I got reply back from hosting.ua support. below is part of the email

from	abuse@hosting.ua
to	nospam@gmail.com,
date	Nov 13, 2007 5:00 PM
subject	Reply: trojan 78.109.19.140.in.hosting.ua #48879

hide details Nov 13 (3 days ago)	

Reply

======== CUT HERE =========
Your support request was answered:

Created: 11.11.2007 1:28:38
Last Mod: 12.11.2007 1:41:30

Assigned To:
admin(Hosting.UA)

[11.11.2007 1:28:38]
Q: hi,
This is for your attention.
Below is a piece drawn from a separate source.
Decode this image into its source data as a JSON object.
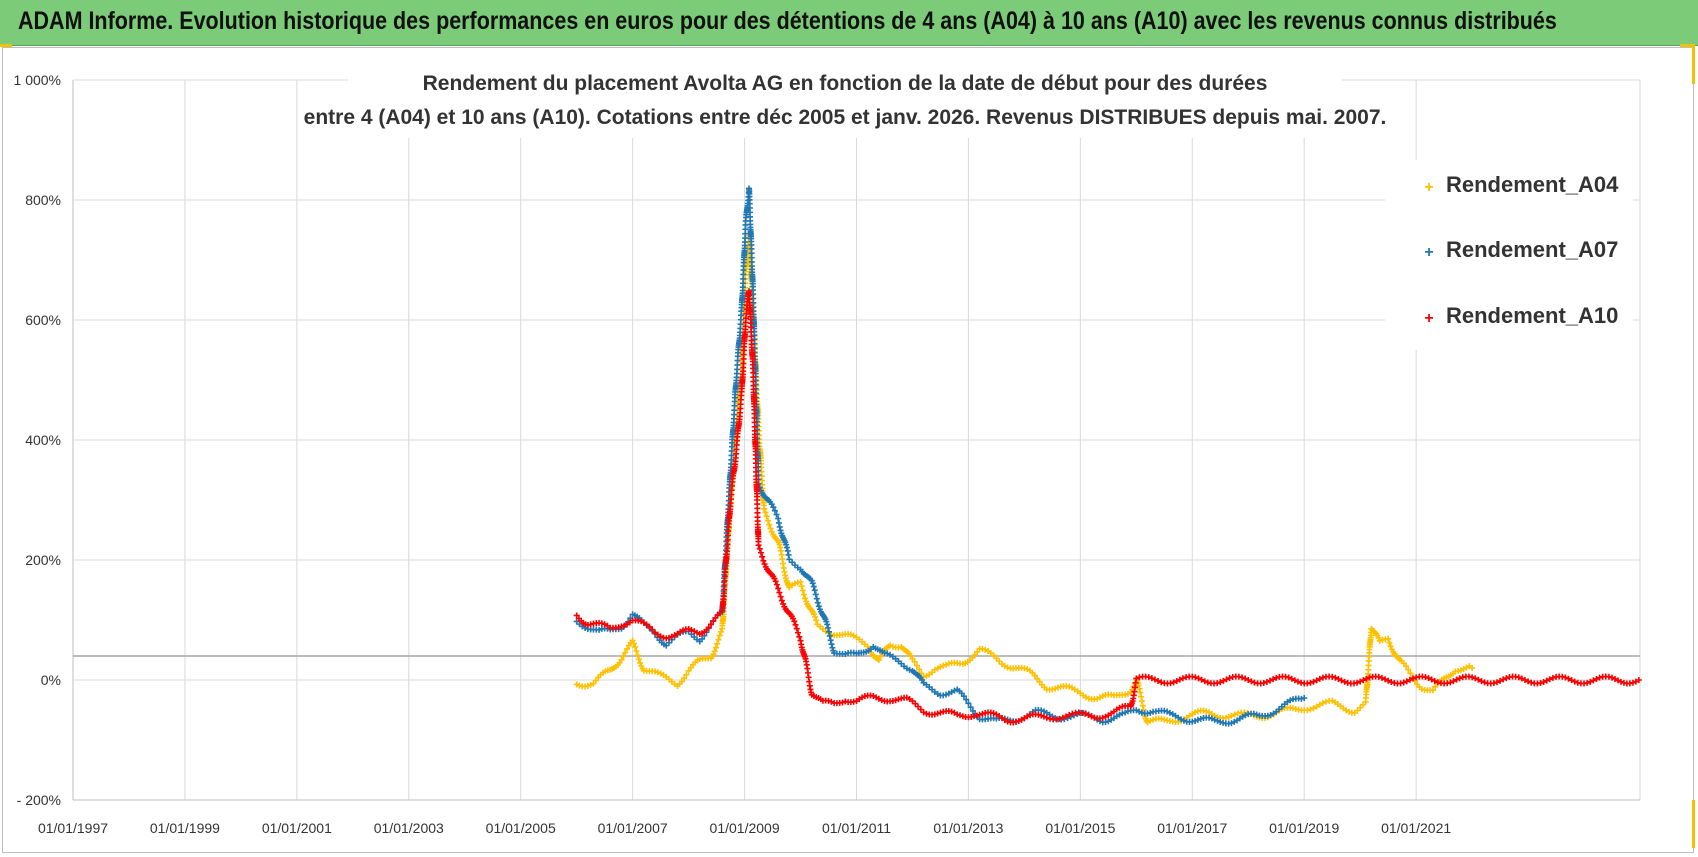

I got a trojan in pc it routed back to one of
your hosting at *78.109.19.140.in.hosting.ua *

I hope you can do something about it.

Thank you
-------------------------------------------------------

[13.11.2007 11:00:08]
A: Fixed!

thx
www.Hosting.UA

-------------------------------------------------------
Hosting.UA Administration

Well there is no explaination about the issue from the support staff.  hope this site will be closed down for good. Google already blocked and place a warning when you search for the infected URI.